Gejala yang timbul sejak dekade 80-an menunjukkan upaya seniman melakukan ekspolari keunikan personal sebagai identitas artistiknya dengan modal latarbelakang sosial, budaya, dsb. Gejala ini dimulai oleh ‘Pernyataan Desember Hitam’ tahun 1974 yang menentang keajegan dalam dalam sistem pendidikan seni yang dirasakan mengekang kebebasan untuk bereksperimen. Gugatan itu kemudian disusul oleh Gerakan Seni Rupa Baru yang berusaha meniadakan batas tajam antara lukisan, grafis, dan patung sebagaimana tradisi yang diwariskan seni rupa Barat. Menurut Diyanto, pergeseran paradigma estetik tersebut disertai pencarian identitas ke-Indonesia-an ramai kembali di tahun 80-an dan menjadi tantangan bagi perupa generasi berikutnya, antara lain Eddy Hara, Nindityo, Heri Dono, Agung Kurniawan, Hanura Hosea, S. Tedy D, Ugo Untoro, dan beberapa nama lain. Nama-nama itu muncul dalam pameran Biennale IX tahun 1993, sebagaimana dituliskan Jim Supangkat merupakan generasi perupa pasca pemberontakan, yang tidak lagi menentang modernisme sebagaimana dilakukan generasi 70-an, melainkan meninggalkannya. Pameran ini sering disebut penanda perkembangan seni rupa kontemporer di Indonesia dengan loncatan ke arah perubahan besar, sebuah seni rupa yang meninggalkan batas-batas konvensional yang selama ini dirasa mengekang kreativitas seniman.

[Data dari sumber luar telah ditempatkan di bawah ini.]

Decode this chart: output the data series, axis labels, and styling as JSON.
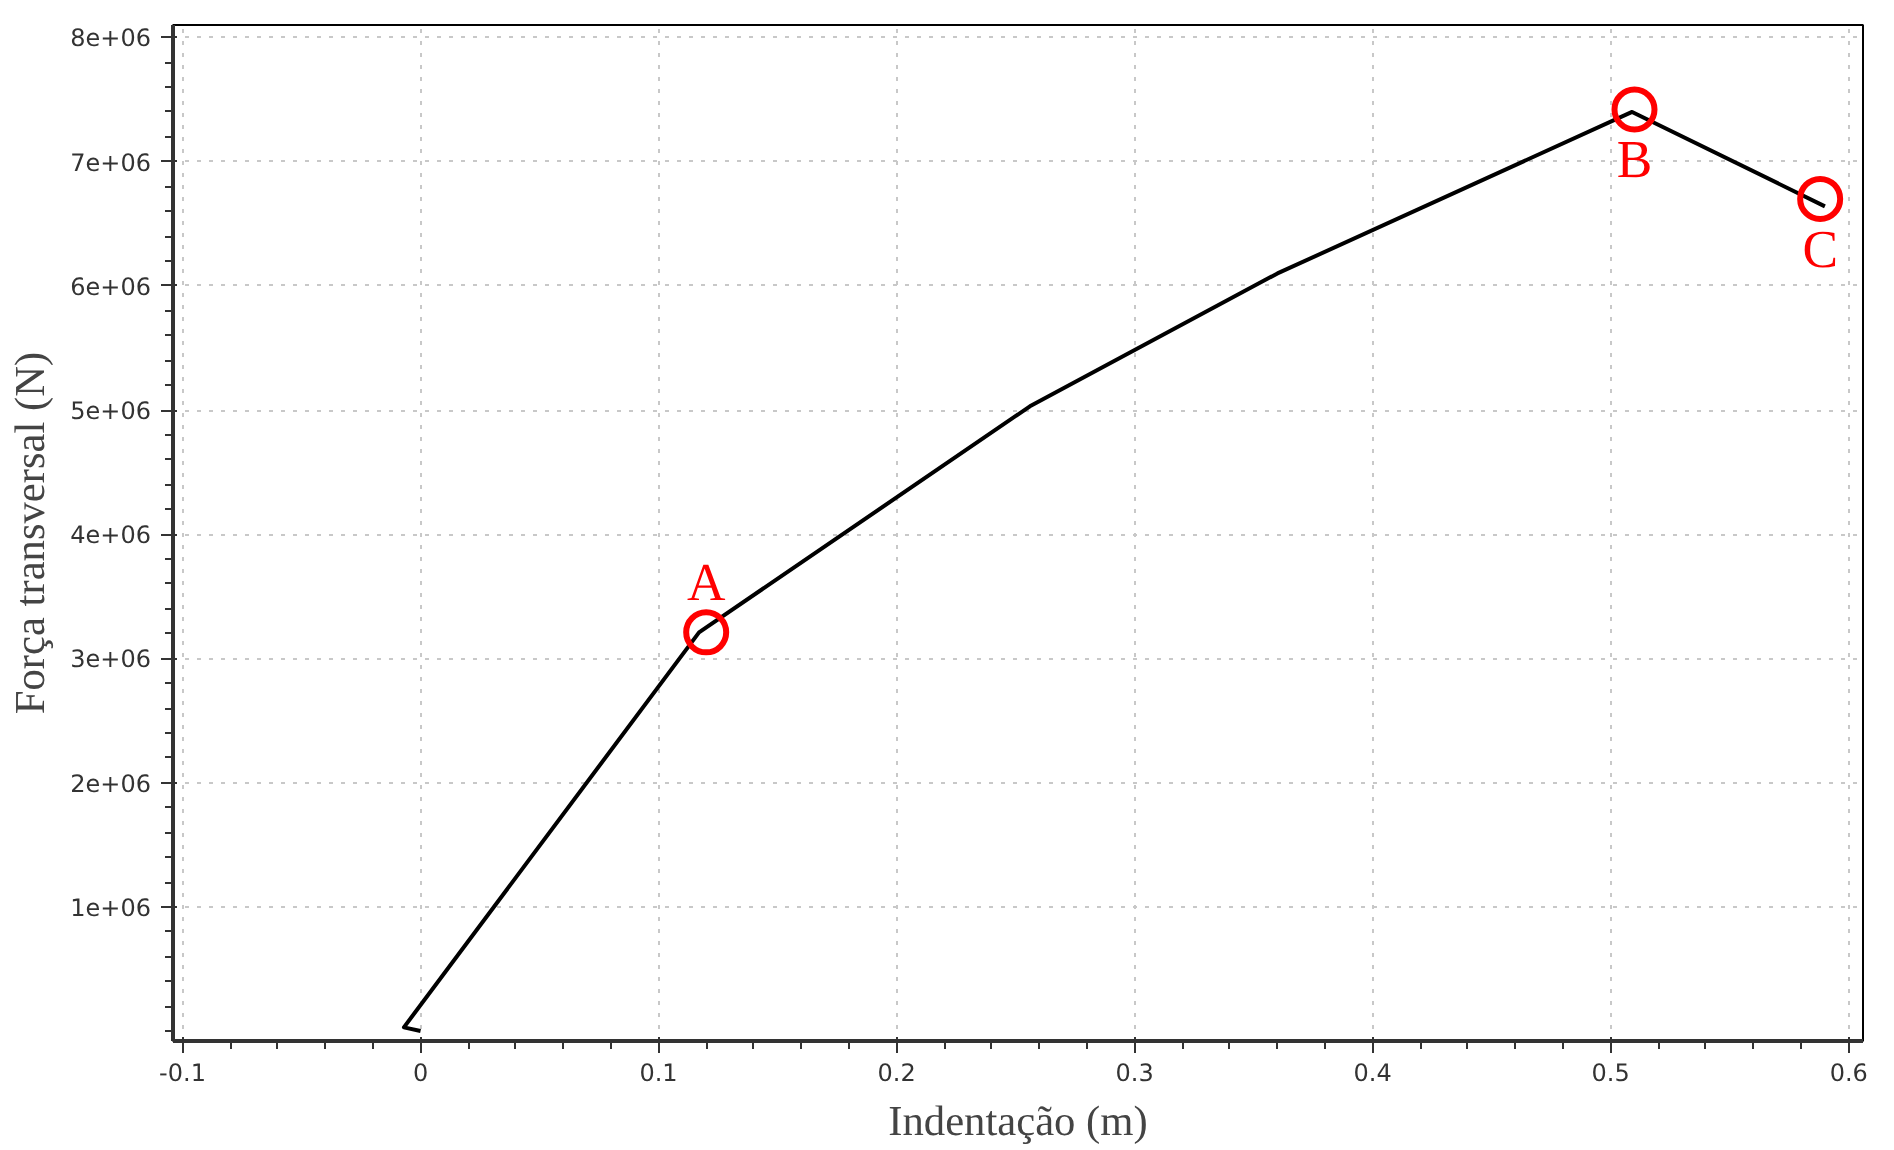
{
  "chart_data": {
    "type": "line",
    "xlabel": "Indentação (m)",
    "ylabel": "Força transversal (N)",
    "x": [
      0,
      -0.007,
      0.117,
      0.256,
      0.36,
      0.509,
      0.59
    ],
    "series": [
      {
        "color": "#000000",
        "values": [
          0,
          30000,
          3210000,
          5030000,
          6100000,
          7400000,
          6640000
        ]
      }
    ],
    "xlim": [
      -0.104,
      0.606
    ],
    "ylim": [
      -80000,
      8100000
    ],
    "xticks": [
      -0.1,
      0,
      0.1,
      0.2,
      0.3,
      0.4,
      0.5,
      0.6
    ],
    "yticks": [
      {
        "value": 1000000,
        "label": "1e+06"
      },
      {
        "value": 2000000,
        "label": "2e+06"
      },
      {
        "value": 3000000,
        "label": "3e+06"
      },
      {
        "value": 4000000,
        "label": "4e+06"
      },
      {
        "value": 5000000,
        "label": "5e+06"
      },
      {
        "value": 6000000,
        "label": "6e+06"
      },
      {
        "value": 7000000,
        "label": "7e+06"
      },
      {
        "value": 8000000,
        "label": "8e+06"
      }
    ],
    "grid": true,
    "marker": "none",
    "line_style": "solid",
    "annotations": [
      {
        "text": "A",
        "x": 0.12,
        "y": 3210000
      },
      {
        "text": "B",
        "x": 0.51,
        "y": 7420000
      },
      {
        "text": "C",
        "x": 0.588,
        "y": 6700000
      }
    ]
  }
}
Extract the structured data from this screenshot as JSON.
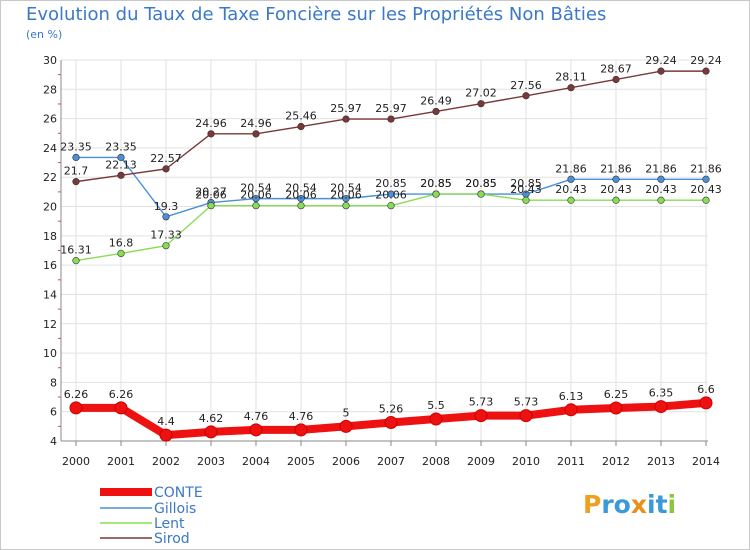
{
  "title": "Evolution du Taux de Taxe Foncière sur les Propriétés Non Bâties",
  "subtitle": "(en %)",
  "logo": {
    "text": "Proxiti",
    "letters": [
      "P",
      "r",
      "o",
      "x",
      "i",
      "t",
      "i"
    ],
    "colors": [
      "#f0a020",
      "#3a9ad8",
      "#3a9ad8",
      "#e8901a",
      "#3a9ad8",
      "#3a9ad8",
      "#8cc63f"
    ]
  },
  "chart_data": {
    "type": "line",
    "title": "Evolution du Taux de Taxe Foncière sur les Propriétés Non Bâties",
    "ylabel": "(en %)",
    "xlabel": "",
    "ylim": [
      4,
      30
    ],
    "yticks": [
      4,
      6,
      8,
      10,
      12,
      14,
      16,
      18,
      20,
      22,
      24,
      26,
      28,
      30
    ],
    "categories": [
      "2000",
      "2001",
      "2002",
      "2003",
      "2004",
      "2005",
      "2006",
      "2007",
      "2008",
      "2009",
      "2010",
      "2011",
      "2012",
      "2013",
      "2014"
    ],
    "series": [
      {
        "name": "CONTE",
        "color": "#ee1111",
        "values": [
          6.26,
          6.26,
          4.4,
          4.62,
          4.76,
          4.76,
          5,
          5.26,
          5.5,
          5.73,
          5.73,
          6.13,
          6.25,
          6.35,
          6.6
        ],
        "labels": [
          "6.26",
          "6.26",
          "4.4",
          "4.62",
          "4.76",
          "4.76",
          "5",
          "5.26",
          "5.5",
          "5.73",
          "5.73",
          "6.13",
          "6.25",
          "6.35",
          "6.6"
        ]
      },
      {
        "name": "Gillois",
        "color": "#4a90d9",
        "values": [
          23.35,
          23.35,
          19.3,
          20.27,
          20.54,
          20.54,
          20.54,
          20.85,
          20.85,
          20.85,
          20.85,
          21.86,
          21.86,
          21.86,
          21.86
        ],
        "labels": [
          "23.35",
          "23.35",
          "19.3",
          "20.27",
          "20.54",
          "20.54",
          "20.54",
          "20.85",
          "20.85",
          "20.85",
          "20.85",
          "21.86",
          "21.86",
          "21.86",
          "21.86"
        ]
      },
      {
        "name": "Lent",
        "color": "#88dd55",
        "values": [
          16.31,
          16.8,
          17.33,
          20.06,
          20.06,
          20.06,
          20.06,
          20.06,
          20.85,
          20.85,
          20.43,
          20.43,
          20.43,
          20.43,
          20.43
        ],
        "labels": [
          "16.31",
          "16.8",
          "17.33",
          "20.06",
          "20.06",
          "20.06",
          "20.06",
          "20.06",
          "20.85",
          "20.85",
          "20.43",
          "20.43",
          "20.43",
          "20.43",
          "20.43"
        ]
      },
      {
        "name": "Sirod",
        "color": "#7a3838",
        "values": [
          21.7,
          22.13,
          22.57,
          24.96,
          24.96,
          25.46,
          25.97,
          25.97,
          26.49,
          27.02,
          27.56,
          28.11,
          28.67,
          29.24,
          29.24
        ],
        "labels": [
          "21.7",
          "22.13",
          "22.57",
          "24.96",
          "24.96",
          "25.46",
          "25.97",
          "25.97",
          "26.49",
          "27.02",
          "27.56",
          "28.11",
          "28.67",
          "29.24",
          "29.24"
        ]
      }
    ]
  }
}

Tampaknya wacana Identitas menjadi sangat krusial dalam khasanah seni kontemporer ini. Menurut Diyanto, gelombang perubahan pada 90-an tercermin langsung melalui frekuensi pameran lintas negara yang meningkat dengan wacana pencarian identitas baru seni rupa Indonesia sebagai seni rupa non-Barat. Sementara Enin supriyatno mencatat formulasi isu mengenai identitas untuk memahami beragamnya fenomena seni kontemporer di berbagai negara dan bangsa, tengah ribut diusahakan oleh seniman, kurator dan profesional seni dengan cepatnya perubahan dalam arah pendekatan akhir abad 20 yang tak terduga ini.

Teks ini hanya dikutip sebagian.